Fig. 3. Lipidome analysis revealed different phospholipid compositions of hepatocytes between mouse and hamster.

a Principle component analysis (PCA) of PL-PC and PL-PE species in freshly isolated hepatocytes from mouse, STC hamster, and STD hamster. b Pie charts showing the average percentage of lipid species classified by the number of carbon–carbon double bonds. c Hierarchical clustering of the relative amount of PC species among distinct groups of animals.

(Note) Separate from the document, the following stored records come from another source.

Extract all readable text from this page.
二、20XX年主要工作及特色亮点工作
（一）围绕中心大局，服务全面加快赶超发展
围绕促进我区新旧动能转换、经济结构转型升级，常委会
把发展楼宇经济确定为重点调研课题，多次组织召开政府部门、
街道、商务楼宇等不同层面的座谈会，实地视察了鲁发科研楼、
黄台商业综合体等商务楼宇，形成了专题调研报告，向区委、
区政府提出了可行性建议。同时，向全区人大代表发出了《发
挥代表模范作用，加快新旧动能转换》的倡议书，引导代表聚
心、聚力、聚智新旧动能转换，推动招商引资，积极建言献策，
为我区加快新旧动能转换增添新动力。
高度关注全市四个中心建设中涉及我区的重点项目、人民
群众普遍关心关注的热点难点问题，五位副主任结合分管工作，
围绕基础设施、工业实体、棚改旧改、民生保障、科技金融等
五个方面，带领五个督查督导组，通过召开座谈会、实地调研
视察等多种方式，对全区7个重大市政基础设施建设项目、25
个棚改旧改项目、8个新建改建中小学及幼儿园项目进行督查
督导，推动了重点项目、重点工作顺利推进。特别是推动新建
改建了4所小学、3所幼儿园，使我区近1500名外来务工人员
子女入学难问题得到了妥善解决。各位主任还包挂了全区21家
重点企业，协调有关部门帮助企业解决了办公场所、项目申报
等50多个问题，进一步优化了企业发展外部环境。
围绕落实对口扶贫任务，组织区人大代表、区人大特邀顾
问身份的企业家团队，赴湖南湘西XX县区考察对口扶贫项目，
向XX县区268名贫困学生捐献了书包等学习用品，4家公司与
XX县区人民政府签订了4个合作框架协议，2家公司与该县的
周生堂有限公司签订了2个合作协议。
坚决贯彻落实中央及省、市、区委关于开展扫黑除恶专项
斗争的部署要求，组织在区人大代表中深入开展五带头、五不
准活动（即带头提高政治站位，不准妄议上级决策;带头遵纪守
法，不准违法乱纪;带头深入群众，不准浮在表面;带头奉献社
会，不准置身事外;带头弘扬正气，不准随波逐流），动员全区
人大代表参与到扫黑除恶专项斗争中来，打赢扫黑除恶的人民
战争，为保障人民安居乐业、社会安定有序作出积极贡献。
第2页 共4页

Relative abundance of each lipid species among samples is shown by blue red gradient.

Fig. 4. Intake of sufficient dietary αT is required for the cold resistance of hamster hepatocytes.

a Schemes for oral administration of αT to hamsters. 20-μg αT/g body mass dissolved in olive oil was administered to STC hamsters once a day for 2 weeks. b The amount of cell death after 48-h cold culture among hamsters administered with PBS, olive oil, or αT. ****p < 0.0001, ***p < 0.001, ns p > 0.05 (One-way ANOVA with Tukey’s multiple comparison test). c αT content in freshly isolated hepatocytes. αT level was normalized to the total protein amount in the hepatocyte lysates. Letters a, b, c refer to the significant differences of αT level from each other—if two columns do not share a letter, they are significantly different (p < 0.05) (One-way ANOVA with the Tukey’s multiple comparison test). d Relationship between the amount of cell death and αT content in (c). e, f αT concentration in plasma of STC hamsters, STD hamsters, and STD mice in summer-like (non-HIB) condition, and of STC hamsters in summer-like, non-HIB, or at periodic arousal during HIB (HIB-PA). ***p < 0.001 (One-way ANOVA with the Tukey’s multiple comparison test), *p < 0.05 (Welch’s t-test). g Inhibition of cold-induced cell death by 4-mM vitamin C or 10-μM idebenone in STC hamster hepatocytes. **p < 0.01 (Two-tailed paired t-test). A scheme for treating hepatocytes with vitamin C or idebenone is shown. Data are represented as the mean ± SD and each data point in (b–g) represents an independent sample.